Here is where things get interesting. We need to verify that the machine is currently a member of one of the target subnets using only commands available to us in batch scripting. Here is where a little command line kung-fu can help. Most of us know that issuing the ipconfig command will list out all of the IP addresses a machine is currently using. This command also give us quite a bit of additional information that isn’t required for our purposes.
In order to pare this down we’re going to use the pipe (|) and the find command to identify the line we are looking for. The actual command in the script looks like this: ipconfig | find /i “IPv4 Address” An output of that command is in the window below:
“IPv4 Address” is specific to Vista and Windows 7 machines so we also check for “IP Address” which is the heading used by 2000/XP machines as well. We then run another find against the line that is returned and if we find that the subnet matches the one used in calling the script we continue to the installation portion. Otherwise we gracefully exit the script and try the next subnet.

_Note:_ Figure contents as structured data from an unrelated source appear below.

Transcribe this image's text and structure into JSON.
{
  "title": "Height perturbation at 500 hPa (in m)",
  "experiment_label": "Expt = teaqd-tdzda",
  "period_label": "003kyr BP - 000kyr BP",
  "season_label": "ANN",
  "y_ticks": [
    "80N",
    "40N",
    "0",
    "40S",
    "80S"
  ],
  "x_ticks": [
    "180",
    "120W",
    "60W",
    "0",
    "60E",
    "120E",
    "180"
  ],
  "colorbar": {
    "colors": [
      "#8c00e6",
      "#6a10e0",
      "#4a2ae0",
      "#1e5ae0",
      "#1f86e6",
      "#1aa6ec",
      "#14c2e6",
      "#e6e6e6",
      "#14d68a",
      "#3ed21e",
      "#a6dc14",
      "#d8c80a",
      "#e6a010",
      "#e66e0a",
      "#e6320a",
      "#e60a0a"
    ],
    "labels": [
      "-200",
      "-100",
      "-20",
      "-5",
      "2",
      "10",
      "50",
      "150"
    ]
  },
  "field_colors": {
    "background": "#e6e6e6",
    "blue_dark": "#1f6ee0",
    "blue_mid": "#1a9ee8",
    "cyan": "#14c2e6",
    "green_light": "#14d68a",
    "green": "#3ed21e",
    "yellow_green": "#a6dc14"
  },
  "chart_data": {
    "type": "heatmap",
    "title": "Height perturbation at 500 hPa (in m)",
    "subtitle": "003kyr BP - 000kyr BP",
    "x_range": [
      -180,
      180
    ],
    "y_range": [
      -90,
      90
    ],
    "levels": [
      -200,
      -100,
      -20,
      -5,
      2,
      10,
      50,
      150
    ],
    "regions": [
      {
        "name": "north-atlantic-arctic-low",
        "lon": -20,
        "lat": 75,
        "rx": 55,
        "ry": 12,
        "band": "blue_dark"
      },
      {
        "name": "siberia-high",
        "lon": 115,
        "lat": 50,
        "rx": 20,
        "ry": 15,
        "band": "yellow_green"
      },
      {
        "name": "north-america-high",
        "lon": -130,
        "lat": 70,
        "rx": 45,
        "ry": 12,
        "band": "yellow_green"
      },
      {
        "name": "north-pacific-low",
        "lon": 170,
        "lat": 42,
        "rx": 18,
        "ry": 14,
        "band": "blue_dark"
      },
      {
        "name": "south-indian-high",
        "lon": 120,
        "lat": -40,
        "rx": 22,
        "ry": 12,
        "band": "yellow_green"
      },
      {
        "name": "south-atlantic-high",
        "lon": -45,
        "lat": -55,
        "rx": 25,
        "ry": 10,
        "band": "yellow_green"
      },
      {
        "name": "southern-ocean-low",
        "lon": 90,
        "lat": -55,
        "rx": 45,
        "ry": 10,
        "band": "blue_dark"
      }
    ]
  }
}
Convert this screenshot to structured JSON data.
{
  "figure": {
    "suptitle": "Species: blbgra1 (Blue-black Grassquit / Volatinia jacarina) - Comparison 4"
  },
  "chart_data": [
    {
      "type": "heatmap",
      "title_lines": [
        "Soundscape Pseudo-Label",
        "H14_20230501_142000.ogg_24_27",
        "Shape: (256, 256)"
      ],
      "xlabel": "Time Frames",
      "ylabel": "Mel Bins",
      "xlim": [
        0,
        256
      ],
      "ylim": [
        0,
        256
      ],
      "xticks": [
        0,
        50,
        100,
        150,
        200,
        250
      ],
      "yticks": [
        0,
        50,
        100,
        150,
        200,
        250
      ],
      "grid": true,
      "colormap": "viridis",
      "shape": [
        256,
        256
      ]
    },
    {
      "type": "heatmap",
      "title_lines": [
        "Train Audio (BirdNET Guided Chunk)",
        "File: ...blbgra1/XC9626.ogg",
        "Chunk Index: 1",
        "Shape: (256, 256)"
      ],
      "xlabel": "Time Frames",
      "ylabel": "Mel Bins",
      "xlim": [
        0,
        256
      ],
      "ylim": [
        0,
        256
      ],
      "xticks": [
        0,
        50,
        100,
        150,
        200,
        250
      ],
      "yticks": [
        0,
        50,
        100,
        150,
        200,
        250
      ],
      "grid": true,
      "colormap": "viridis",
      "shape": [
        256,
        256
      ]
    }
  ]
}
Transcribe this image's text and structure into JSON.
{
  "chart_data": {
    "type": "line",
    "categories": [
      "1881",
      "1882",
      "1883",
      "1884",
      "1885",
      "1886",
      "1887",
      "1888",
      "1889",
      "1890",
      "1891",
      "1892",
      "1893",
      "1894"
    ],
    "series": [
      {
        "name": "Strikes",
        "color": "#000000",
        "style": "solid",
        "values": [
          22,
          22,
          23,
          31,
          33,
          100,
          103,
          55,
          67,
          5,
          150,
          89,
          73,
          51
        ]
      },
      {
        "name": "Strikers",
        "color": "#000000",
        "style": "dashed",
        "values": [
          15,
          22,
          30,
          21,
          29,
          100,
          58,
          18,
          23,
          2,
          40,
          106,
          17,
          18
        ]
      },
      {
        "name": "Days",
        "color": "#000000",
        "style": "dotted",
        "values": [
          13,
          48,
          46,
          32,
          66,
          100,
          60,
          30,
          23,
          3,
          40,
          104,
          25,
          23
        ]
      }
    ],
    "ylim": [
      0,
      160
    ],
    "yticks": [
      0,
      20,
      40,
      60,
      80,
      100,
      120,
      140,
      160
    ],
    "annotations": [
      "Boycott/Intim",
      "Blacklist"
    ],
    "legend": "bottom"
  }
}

From here on out anything can be placed in the installation portion of the script. As stated above, we were using the script to install receiver. We run a couple of checks to see if it is already installed, and if it isn’t, we run the installation.
I hope this can help some of you who may find yourself in a similar situation. I’m sure there are far more graceful and elegant ways to handle this specific scenario and I would love to hear them if you have them.